The payment of the draft attached to the bill of lading did not of itself complete the purchase, but the fruit was subject to rejection on inspection. It then became the duty of the consignee to inspect and accept or reject the fruit and to notify the consignors or their authorized agent if rejected.

In distributing some of the oranges among its customers and in not promptly rejecting the fruit aud notifying the consignors or their agents upon discovery of its defective condition and in using such of the fruit as it desired to use, the consignee did not reject, but in effect confirmed the purchase and the title passed to the consignee, leaving the consignee’s redress to the warranty, if any. The consignors could not then have had redress for injury, if any, to the fruit caused by negligent delay in transportation.

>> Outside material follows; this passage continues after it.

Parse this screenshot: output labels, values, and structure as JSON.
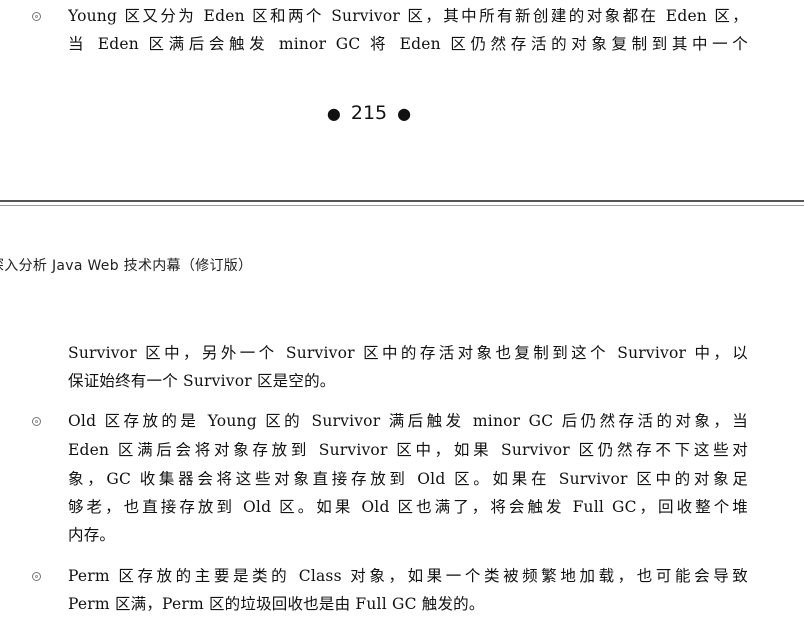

While the correspondence indicated the character of the fruit shipped, the notice to the consignee of the shipment advised him that his right Avas to inspect and accept or reject the fruit, and this apparently rebutted a warranty.

Even if the consignee used the fruit upon the suggestion of the consignor’s shipping agent in West Virginia, *148that an adjustment would likely be made, it does not appear that there was authority for this, and the use of the fruit was not made a consideration for a settlement.

This disposes of the merits of the controversy and the judgment is affirmed.

Shackleford and Cockrell, J. J., concur; Taylor, Hocker and Parkhill, J. J., concur in the opinion.